Tuesday, November 24, 2015

A promise to myself to stop reading shitty "humor" books


Twede's Diner is the restaurant that was the set of the Double R Diner in Twin Peaks. Every time I go to Washington I make a point of stopping at Twede's and having a cup of coffee and taking some time to stare up at the imposing misty ridge that is Mount Si.

Twede's is an okay diner, it's not great. They really want to capitalize on the fact that they were the set for a cult hit TV show and I've got no problem with that. It's their table reading I've got a problem with. They've got "funny" books on their tables, where the word "funny" is a goddamned lie.

There's a particular breed of awful comedy book that's ubiquitous at diners and greasy spoons close to touristy spots all across America. I know I've run into these things on road trips, usually at a shack that sells burgers and happens to be close to an absurd statue of some kind. I guess they're put on tables to entertain weary travelers who have become numb to the company of their companions and need something non-taxing to look at while waiting for a burger and avoiding playing yet another fucking road game. The problem is that these books are all fucking stupid and Mifflin Lowe's I Hate Fun is one of these books.

This is my husband's book, and since it was published about thirty years ago and I'd be shocked if it was popular enough to have been reprinted I'm guessing it was an inherited top-of-the-tank reader from the apartment he lived in when we started dating. It's full of bite-sized sections describing how various types of "fun" activities are actually physically risky or involve dealing with idiots or just take too much time and effort. It's an activity guide written by Marvin from The Hitchikers' Guide to the Universe, basically.

I can see where this kind of thing might be amusing now - a writer could easily sit down and shit out an essay or so a day that sneers at camping or dancing or sex and getting it in a spread-out format might be okay. But two hundred pages of this kind of shit is a bit much, and that's coming from someone whose favorite activity is bitching about books.

And I Hate Fun really suffers from being a product of its time. Even as recently as ten years ago no one would have been startled by, say, transphobia in a countertop joke book. But I was startled to run across two obviously transphobic jokes in the first five pages of the book, with plenty of examples of homophobia, misogyny, and a few "was that a rape joke?" moments tossed in for good measure. What makes it even more startling is that the book's tone reaches for erudite and civilized - too good for petty things like camping or dancing or going to the theater - but these punching-down jokes made it sound like a Southern Baptist trying to talk like a New York ad exec.
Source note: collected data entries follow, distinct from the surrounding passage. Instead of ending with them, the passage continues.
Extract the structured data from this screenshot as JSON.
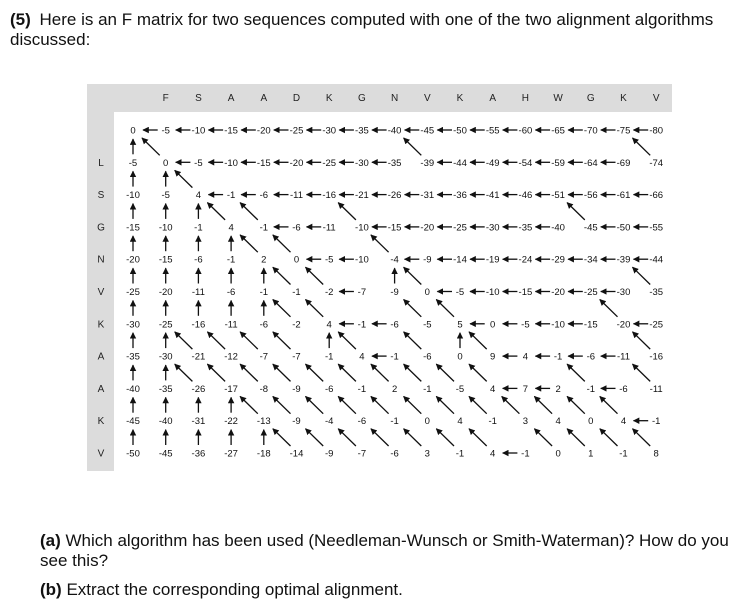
{
  "question": {
    "number": "(5)",
    "text": "Here is an F matrix for two sequences computed with one of the two alignment algorithms discussed:"
  },
  "matrix": {
    "col_labels": [
      "F",
      "S",
      "A",
      "A",
      "D",
      "K",
      "G",
      "N",
      "V",
      "K",
      "A",
      "H",
      "W",
      "G",
      "K",
      "V"
    ],
    "row_labels": [
      "L",
      "S",
      "G",
      "N",
      "V",
      "K",
      "A",
      "A",
      "K",
      "V"
    ],
    "rows": [
      {
        "values": [
          "0",
          "-5",
          "-10",
          "-15",
          "-20",
          "-25",
          "-30",
          "-35",
          "-40",
          "-45",
          "-50",
          "-55",
          "-60",
          "-65",
          "-70",
          "-75",
          "-80"
        ],
        "arrows": [
          "",
          "L",
          "L",
          "L",
          "L",
          "L",
          "L",
          "L",
          "L",
          "L",
          "L",
          "L",
          "L",
          "L",
          "L",
          "L",
          "L"
        ]
      },
      {
        "values": [
          "-5",
          "0",
          "-5",
          "-10",
          "-15",
          "-20",
          "-25",
          "-30",
          "-35",
          "-39",
          "-44",
          "-49",
          "-54",
          "-59",
          "-64",
          "-69",
          "-74"
        ],
        "arrows": [
          "U",
          "D",
          "L",
          "L",
          "L",
          "L",
          "L",
          "L",
          "L",
          "D",
          "L",
          "L",
          "L",
          "L",
          "L",
          "L",
          "D"
        ]
      },
      {
        "values": [
          "-10",
          "-5",
          "4",
          "-1",
          "-6",
          "-11",
          "-16",
          "-21",
          "-26",
          "-31",
          "-36",
          "-41",
          "-46",
          "-51",
          "-56",
          "-61",
          "-66"
        ],
        "arrows": [
          "U",
          "U",
          "D",
          "L",
          "L",
          "L",
          "L",
          "L",
          "L",
          "L",
          "L",
          "L",
          "L",
          "L",
          "L",
          "L",
          "L"
        ]
      },
      {
        "values": [
          "-15",
          "-10",
          "-1",
          "4",
          "-1",
          "-6",
          "-11",
          "-10",
          "-15",
          "-20",
          "-25",
          "-30",
          "-35",
          "-40",
          "-45",
          "-50",
          "-55"
        ],
        "arrows": [
          "U",
          "U",
          "U",
          "D",
          "D",
          "L",
          "L",
          "D",
          "L",
          "L",
          "L",
          "L",
          "L",
          "L",
          "D",
          "L",
          "L"
        ]
      },
      {
        "values": [
          "-20",
          "-15",
          "-6",
          "-1",
          "2",
          "0",
          "-5",
          "-10",
          "-4",
          "-9",
          "-14",
          "-19",
          "-24",
          "-29",
          "-34",
          "-39",
          "-44"
        ],
        "arrows": [
          "U",
          "U",
          "U",
          "U",
          "D",
          "D",
          "L",
          "L",
          "D",
          "L",
          "L",
          "L",
          "L",
          "L",
          "L",
          "L",
          "L"
        ]
      },
      {
        "values": [
          "-25",
          "-20",
          "-11",
          "-6",
          "-1",
          "-1",
          "-2",
          "-7",
          "-9",
          "0",
          "-5",
          "-10",
          "-15",
          "-20",
          "-25",
          "-30",
          "-35"
        ],
        "arrows": [
          "U",
          "U",
          "U",
          "U",
          "U",
          "D",
          "D",
          "L",
          "U",
          "D",
          "L",
          "L",
          "L",
          "L",
          "L",
          "L",
          "D"
        ]
      },
      {
        "values": [
          "-30",
          "-25",
          "-16",
          "-11",
          "-6",
          "-2",
          "4",
          "-1",
          "-6",
          "-5",
          "5",
          "0",
          "-5",
          "-10",
          "-15",
          "-20",
          "-25"
        ],
        "arrows": [
          "U",
          "U",
          "U",
          "U",
          "U",
          "D",
          "D",
          "L",
          "L",
          "D",
          "D",
          "L",
          "L",
          "L",
          "L",
          "D",
          "L"
        ]
      },
      {
        "values": [
          "-35",
          "-30",
          "-21",
          "-12",
          "-7",
          "-7",
          "-1",
          "4",
          "-1",
          "-6",
          "0",
          "9",
          "4",
          "-1",
          "-6",
          "-11",
          "-16"
        ],
        "arrows": [
          "U",
          "U",
          "D",
          "D",
          "D",
          "D",
          "U",
          "D",
          "L",
          "D",
          "U",
          "D",
          "L",
          "L",
          "L",
          "L",
          "D"
        ]
      },
      {
        "values": [
          "-40",
          "-35",
          "-26",
          "-17",
          "-8",
          "-9",
          "-6",
          "-1",
          "2",
          "-1",
          "-5",
          "4",
          "7",
          "2",
          "-1",
          "-6",
          "-11"
        ],
        "arrows": [
          "U",
          "U",
          "D",
          "D",
          "D",
          "D",
          "D",
          "D",
          "D",
          "D",
          "D",
          "D",
          "L",
          "L",
          "D",
          "L",
          "D"
        ]
      },
      {
        "values": [
          "-45",
          "-40",
          "-31",
          "-22",
          "-13",
          "-9",
          "-4",
          "-6",
          "-1",
          "0",
          "4",
          "-1",
          "3",
          "4",
          "0",
          "4",
          "-1"
        ],
        "arrows": [
          "U",
          "U",
          "U",
          "U",
          "D",
          "D",
          "D",
          "D",
          "D",
          "D",
          "D",
          "D",
          "D",
          "D",
          "D",
          "D",
          "L"
        ]
      },
      {
        "values": [
          "-50",
          "-45",
          "-36",
          "-27",
          "-18",
          "-14",
          "-9",
          "-7",
          "-6",
          "3",
          "-1",
          "4",
          "-1",
          "0",
          "1",
          "-1",
          "8"
        ],
        "arrows": [
          "U",
          "U",
          "U",
          "U",
          "U",
          "D",
          "D",
          "D",
          "D",
          "D",
          "D",
          "D",
          "L",
          "D",
          "D",
          "D",
          "D"
        ]
      }
    ]
  },
  "part_a": {
    "label": "(a)",
    "text": "Which algorithm has been used (Needleman-Wunsch or Smith-Waterman)? How do you see this?"
  },
  "part_b": {
    "label": "(b)",
    "text": "Extract the corresponding optimal alignment."
  }
}
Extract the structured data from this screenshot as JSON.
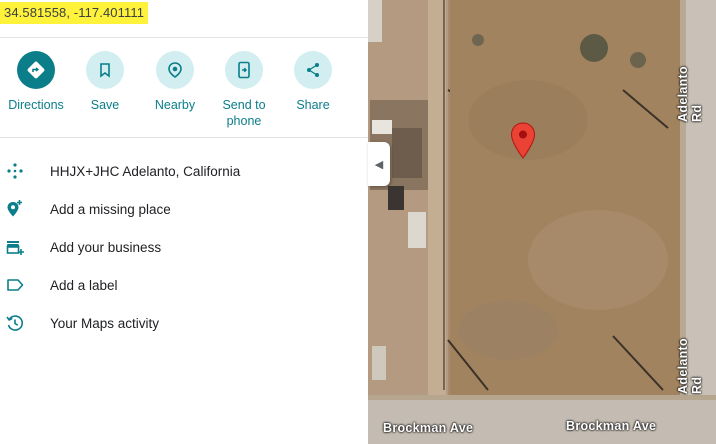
{
  "coordinates": "34.581558, -117.401111",
  "actions": [
    {
      "label": "Directions",
      "icon": "directions-icon"
    },
    {
      "label": "Save",
      "icon": "bookmark-icon"
    },
    {
      "label": "Nearby",
      "icon": "nearby-icon"
    },
    {
      "label": "Send to\nphone",
      "icon": "send-to-phone-icon"
    },
    {
      "label": "Share",
      "icon": "share-icon"
    }
  ],
  "list": [
    {
      "text": "HHJX+JHC Adelanto, California",
      "icon": "plus-code-icon"
    },
    {
      "text": "Add a missing place",
      "icon": "add-place-icon"
    },
    {
      "text": "Add your business",
      "icon": "add-business-icon"
    },
    {
      "text": "Add a label",
      "icon": "label-icon"
    },
    {
      "text": "Your Maps activity",
      "icon": "history-icon"
    }
  ],
  "map": {
    "roads": {
      "adelanto_top": "Adelanto Rd",
      "adelanto_bottom": "Adelanto Rd",
      "brockman_left": "Brockman Ave",
      "brockman_right": "Brockman Ave"
    },
    "pin_color": "#ea4335"
  },
  "colors": {
    "accent": "#0b7e8a",
    "accent_light": "#d2eef0",
    "highlight": "#fff23a"
  }
}
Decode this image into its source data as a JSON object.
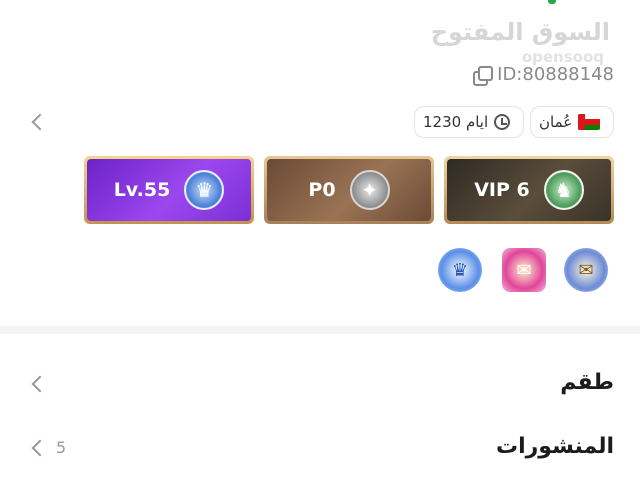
{
  "brand": {
    "arabic": "السوق المفتوح",
    "latin": "opensooq"
  },
  "profile": {
    "id_text": "ID:80888148",
    "country": "عُمان",
    "membership_days": "1230 ايام"
  },
  "badges": [
    {
      "label": "Lv.55",
      "emblem_icon": "crown-wings-icon"
    },
    {
      "label": "P0",
      "emblem_icon": "winged-shield-icon"
    },
    {
      "label": "VIP 6",
      "emblem_icon": "lion-shield-icon"
    }
  ],
  "achievements": [
    {
      "icon": "crowned-medal-icon"
    },
    {
      "icon": "gift-box-icon"
    },
    {
      "icon": "envelope-crest-icon"
    }
  ],
  "sections": [
    {
      "label": "طقم",
      "count": ""
    },
    {
      "label": "المنشورات",
      "count": "5"
    }
  ],
  "colors": {
    "level_badge": "#9b47ee",
    "points_badge": "#9a7354",
    "vip_badge": "#5a4d3b",
    "divider": "#f4f4f4"
  }
}
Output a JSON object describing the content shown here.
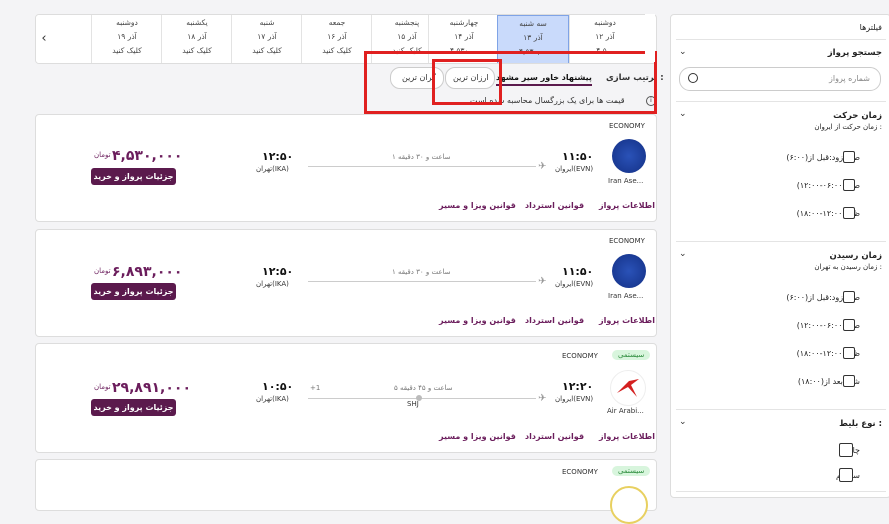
{
  "dates": [
    {
      "day": "دوشنبه",
      "date": "۱۹ آذر",
      "price": "کلیک کنید"
    },
    {
      "day": "یکشنبه",
      "date": "۱۸ آذر",
      "price": "کلیک کنید"
    },
    {
      "day": "شنبه",
      "date": "۱۷ آذر",
      "price": "کلیک کنید"
    },
    {
      "day": "جمعه",
      "date": "۱۶ آذر",
      "price": "کلیک کنید"
    },
    {
      "day": "پنجشنبه",
      "date": "۱۵ آذر",
      "price": "کلیک کنید"
    },
    {
      "day": "چهارشنبه",
      "date": "۱۴ آذر",
      "price": "۴,۵۳۰,..."
    },
    {
      "day": "سه شنبه",
      "date": "۱۳ آذر",
      "price": "۴,۵۳۰,..."
    },
    {
      "day": "دوشنبه",
      "date": "۱۲ آذر",
      "price": "۴,۵..."
    }
  ],
  "sort": {
    "label": "ترتیب سازی :",
    "options": [
      "پیشنهاد خاور سیر مشهد",
      "ارزان ترین",
      "گران ترین"
    ],
    "note": "قیمت ها برای یک بزرگسال محاسبه شده است"
  },
  "filters": {
    "title": "فیلترها",
    "search_title": "جستجو پرواز",
    "search_placeholder": "شماره پرواز",
    "departure_title": "زمان حرکت",
    "departure_sub": "زمان حرکت از ایروان :",
    "departure_opts": [
      "صبح زود:قبل از(۶:۰۰)",
      "صبح(۰۶:۰۰-۱۲:۰۰)",
      "ظهر(۱۲:۰۰-۱۸:۰۰)"
    ],
    "arrival_title": "زمان رسیدن",
    "arrival_sub": "زمان رسیدن به تهران :",
    "arrival_opts": [
      "صبح زود:قبل از(۶:۰۰)",
      "صبح(۰۶:۰۰-۱۲:۰۰)",
      "ظهر(۱۲:۰۰-۱۸:۰۰)",
      "شب بعد از(۱۸:۰۰)"
    ],
    "ticket_title": "نوع بلیط :",
    "ticket_opts": [
      "چارتر",
      "سیستم"
    ]
  },
  "flights": [
    {
      "class": "ECONOMY",
      "badge": "",
      "airline": "Iran Ase...",
      "dep_time": "۱۱:۵۰",
      "dep_city": "ایروان(EVN)",
      "duration": "۱ ساعت و ۳۰ دقیقه",
      "stop": "",
      "arr_time": "۱۲:۵۰",
      "arr_city": "تهران(IKA)",
      "price": "۴,۵۳۰,۰۰۰",
      "currency": "تومان",
      "buy": "جزئیات پرواز و خرید",
      "links": [
        "اطلاعات پرواز",
        "قوانین استرداد",
        "قوانین ویزا و مسیر"
      ],
      "plus": ""
    },
    {
      "class": "ECONOMY",
      "badge": "",
      "airline": "Iran Ase...",
      "dep_time": "۱۱:۵۰",
      "dep_city": "ایروان(EVN)",
      "duration": "۱ ساعت و ۳۰ دقیقه",
      "stop": "",
      "arr_time": "۱۲:۵۰",
      "arr_city": "تهران(IKA)",
      "price": "۶,۸۹۳,۰۰۰",
      "currency": "تومان",
      "buy": "جزئیات پرواز و خرید",
      "links": [
        "اطلاعات پرواز",
        "قوانین استرداد",
        "قوانین ویزا و مسیر"
      ],
      "plus": ""
    },
    {
      "class": "ECONOMY",
      "badge": "سیستمی",
      "airline": "Air Arabi...",
      "dep_time": "۱۲:۲۰",
      "dep_city": "ایروان(EVN)",
      "duration": "۵ ساعت و ۴۵ دقیقه",
      "stop": "SHJ",
      "arr_time": "۱۰:۵۰",
      "arr_city": "تهران(IKA)",
      "price": "۲۹,۸۹۱,۰۰۰",
      "currency": "تومان",
      "buy": "جزئیات پرواز و خرید",
      "links": [
        "اطلاعات پرواز",
        "قوانین استرداد",
        "قوانین ویزا و مسیر"
      ],
      "plus": "+1"
    },
    {
      "class": "ECONOMY",
      "badge": "سیستمی"
    }
  ]
}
The overall tone of the book is amusing, I'll give it that. I was generally content to smirk along with the continued attitude that just staying home, not bothering to socialize, and reading a book because the outdoors is terrible is the safest and best entertainment option. It was a bit obvious, sure, and it was stretched way too thin to justify a whole book, but there was a kernel of cynical schadenfreude that would have made I Hate Fun into a much better essay than a book.

Anyway. Don't read this book. It's awful. And while you're at it avoid shitty humor books in general. You'll know them because they're basically the only books in the "humor" section at your local book store.

As a side note, finding funny books is damned near impossible. I'm certainly not the first one to notice this or comment on it but we have done the "humor" section a grave disservice. Wacky political quotes, collected newspaper comics, and anything that describes itself as "knee-slappingly" "gut-bustingly" or any other variety of "body-part-damagingly" funny is less than we deserve. I vote for a "funny novels" section or "authors with a sense of humor" section. So here are some books that I thought were actually funny: I've laughed aloud at least once in every Neal Stephenson book I've ever read (and the Baroque Cycle is very funny for quite a lot of its 1700 page run time); I literally cried laughing several times while reading David Wong's John Dies at the End; Chinua Achebe's Things Fall Apart is funny in the saddest way you can imagine, as is anything written by Camus; Hunter S. Thompson is reliably amusing and exhausting; Jane Austen is ridiculously funny, she doesn't have a single novel out there that doesn't have at least one tremendously amusing side-story. That's all I can think of right now, but hopefully I'll be able to read more funny books to give my opinions on if I stop spending time reading shitty books like I Hate Fun.

Cheers,
     - Alli

Lowe, Mifflin. I Hate Fun. Price Stern Sloan. Los Angeles: California. 1991.